Guardare avanti significa smetterla di demonizzare la scienza, mero strumento nelle nostre mani, come se a essa fossero intrinseci dei fini malefici e volti all’arricchimento e al vantaggio di singoli a svantaggio di tutti gli altri. La scienza, come forma di pensiero organizzato sui fatti e di metodo per la loro analisi, è solo mezzo, ed è intrinseca all’uomo quanto il respirare, perché intrinseca all’uomo è la volontà di conoscere e fare previsioni sulla base delle osservazioni empiriche e del ragionamento; alla scienza dobbiamo la misura e la conoscenza del degrado ambientale, in tutte le sue forme; alla scienza dobbiamo dare il giusto fine, non demonizzarne i ritrovati sulla base di precondizionamenti culturali che rifiutano la sintesi in un laboratorio, ma poi accettano di nutrirsi con cibo contaminato da fumonisine, oppure che respingono l’industria farmaceutica, e poi negano l’emergenza di un nuovo virus e di una pandemia.

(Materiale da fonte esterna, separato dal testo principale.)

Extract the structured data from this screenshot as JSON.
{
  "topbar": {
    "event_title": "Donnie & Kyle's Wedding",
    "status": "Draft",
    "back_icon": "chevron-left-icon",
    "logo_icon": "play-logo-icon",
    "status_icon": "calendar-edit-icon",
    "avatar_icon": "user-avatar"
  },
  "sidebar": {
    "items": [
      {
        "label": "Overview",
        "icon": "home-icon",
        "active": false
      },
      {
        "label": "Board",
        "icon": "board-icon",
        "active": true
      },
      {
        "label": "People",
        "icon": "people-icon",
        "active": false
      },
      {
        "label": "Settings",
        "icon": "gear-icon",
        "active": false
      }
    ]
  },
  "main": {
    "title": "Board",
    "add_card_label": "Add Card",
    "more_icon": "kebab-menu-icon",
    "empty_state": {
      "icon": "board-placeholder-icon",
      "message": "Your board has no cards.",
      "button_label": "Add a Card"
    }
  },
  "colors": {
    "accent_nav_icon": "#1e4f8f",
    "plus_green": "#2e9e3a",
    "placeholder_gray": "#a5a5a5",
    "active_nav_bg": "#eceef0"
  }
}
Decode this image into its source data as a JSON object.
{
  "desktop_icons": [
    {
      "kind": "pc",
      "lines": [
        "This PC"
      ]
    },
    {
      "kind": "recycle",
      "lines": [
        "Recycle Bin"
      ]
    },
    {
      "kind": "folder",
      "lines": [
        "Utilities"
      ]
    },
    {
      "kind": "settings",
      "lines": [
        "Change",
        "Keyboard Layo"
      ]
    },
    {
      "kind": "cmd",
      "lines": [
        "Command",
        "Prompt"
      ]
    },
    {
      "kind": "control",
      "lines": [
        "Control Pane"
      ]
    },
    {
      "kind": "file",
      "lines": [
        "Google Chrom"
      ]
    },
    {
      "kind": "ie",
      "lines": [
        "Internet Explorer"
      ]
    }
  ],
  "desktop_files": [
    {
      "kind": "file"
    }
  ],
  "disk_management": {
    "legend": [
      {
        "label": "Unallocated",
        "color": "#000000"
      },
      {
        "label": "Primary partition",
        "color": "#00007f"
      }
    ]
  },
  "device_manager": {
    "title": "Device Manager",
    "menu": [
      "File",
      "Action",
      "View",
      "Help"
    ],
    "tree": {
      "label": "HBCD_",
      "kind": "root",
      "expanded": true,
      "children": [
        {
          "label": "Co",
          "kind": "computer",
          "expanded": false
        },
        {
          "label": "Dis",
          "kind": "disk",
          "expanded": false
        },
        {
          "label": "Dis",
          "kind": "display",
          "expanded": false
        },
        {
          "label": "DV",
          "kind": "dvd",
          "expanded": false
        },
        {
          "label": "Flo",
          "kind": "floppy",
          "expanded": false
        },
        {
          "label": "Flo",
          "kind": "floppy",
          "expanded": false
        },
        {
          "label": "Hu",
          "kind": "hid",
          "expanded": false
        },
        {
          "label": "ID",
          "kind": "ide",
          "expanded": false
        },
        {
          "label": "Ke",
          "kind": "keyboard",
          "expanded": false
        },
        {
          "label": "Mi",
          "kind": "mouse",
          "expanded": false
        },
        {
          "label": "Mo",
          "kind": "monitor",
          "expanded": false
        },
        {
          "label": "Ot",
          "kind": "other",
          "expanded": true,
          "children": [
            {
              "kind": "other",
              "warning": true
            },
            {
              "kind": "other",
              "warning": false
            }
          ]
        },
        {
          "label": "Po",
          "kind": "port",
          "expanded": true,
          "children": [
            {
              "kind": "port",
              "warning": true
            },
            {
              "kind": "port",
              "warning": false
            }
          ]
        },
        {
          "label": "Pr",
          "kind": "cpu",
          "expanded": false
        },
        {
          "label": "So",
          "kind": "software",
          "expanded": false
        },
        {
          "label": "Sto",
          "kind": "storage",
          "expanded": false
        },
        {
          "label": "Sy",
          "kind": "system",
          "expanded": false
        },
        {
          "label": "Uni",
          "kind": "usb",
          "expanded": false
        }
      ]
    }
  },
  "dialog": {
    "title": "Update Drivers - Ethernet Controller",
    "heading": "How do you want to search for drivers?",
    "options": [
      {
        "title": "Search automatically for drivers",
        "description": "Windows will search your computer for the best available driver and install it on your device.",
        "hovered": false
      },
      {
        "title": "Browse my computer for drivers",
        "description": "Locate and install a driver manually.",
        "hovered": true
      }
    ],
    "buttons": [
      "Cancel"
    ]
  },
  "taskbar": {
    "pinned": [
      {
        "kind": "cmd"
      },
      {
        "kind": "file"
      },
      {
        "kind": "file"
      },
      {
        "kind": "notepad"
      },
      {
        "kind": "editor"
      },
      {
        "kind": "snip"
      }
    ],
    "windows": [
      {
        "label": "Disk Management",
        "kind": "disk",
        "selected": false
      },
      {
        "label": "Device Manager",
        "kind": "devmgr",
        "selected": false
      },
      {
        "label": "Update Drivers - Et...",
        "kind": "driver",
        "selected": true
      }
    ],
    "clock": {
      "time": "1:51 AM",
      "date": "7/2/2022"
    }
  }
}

Guardare avanti significa salvaguardare gli organismi viventi, l’acqua, l’aria, la terra, utilizzando al meglio il nostro cervello per trovare rimedi utili o per prevedere le conseguenze dei nostri comportamenti, non inventarsi dei rimedi magici o adottare certi modi di agire rifiutandone altri sulla base della “tradizione” o delle invenzioni di qualche matto dei secoli passati.
Guardare avanti significa, infine, sapere che certamente sbaglieranno anche gli scienziati, e vi saranno errori anche gravi; ma molti meno, e con molta maggiore speranza di essere scoperti, di quanti ce ne sarebbero se ci abbandonassimo all’esoterismo, al pensiero magico, all’oscurantismo retrogrado che oggi vanno di moda, e che stanno alimentando un mercato crescente e se ne alimentano.
Portateci una decina di studi in doppio cieco, con l’analisi di tutti i fattori confondenti, che dimostri che un metodo, magico o meno, è meglio degli altri e aiuta il pianeta – tutto, non solo quello degli abitanti con il portafogli pieno disposti a pagare il “premium price” – ma fino ad allora smettetela di usare l’ecologismo e l’ambientalismo per giocare ai piccoli rivoluzionari, per fare più soldi, per intorbidare le menti e il pensiero critico dei cittadini in nome delle panzane che vendete.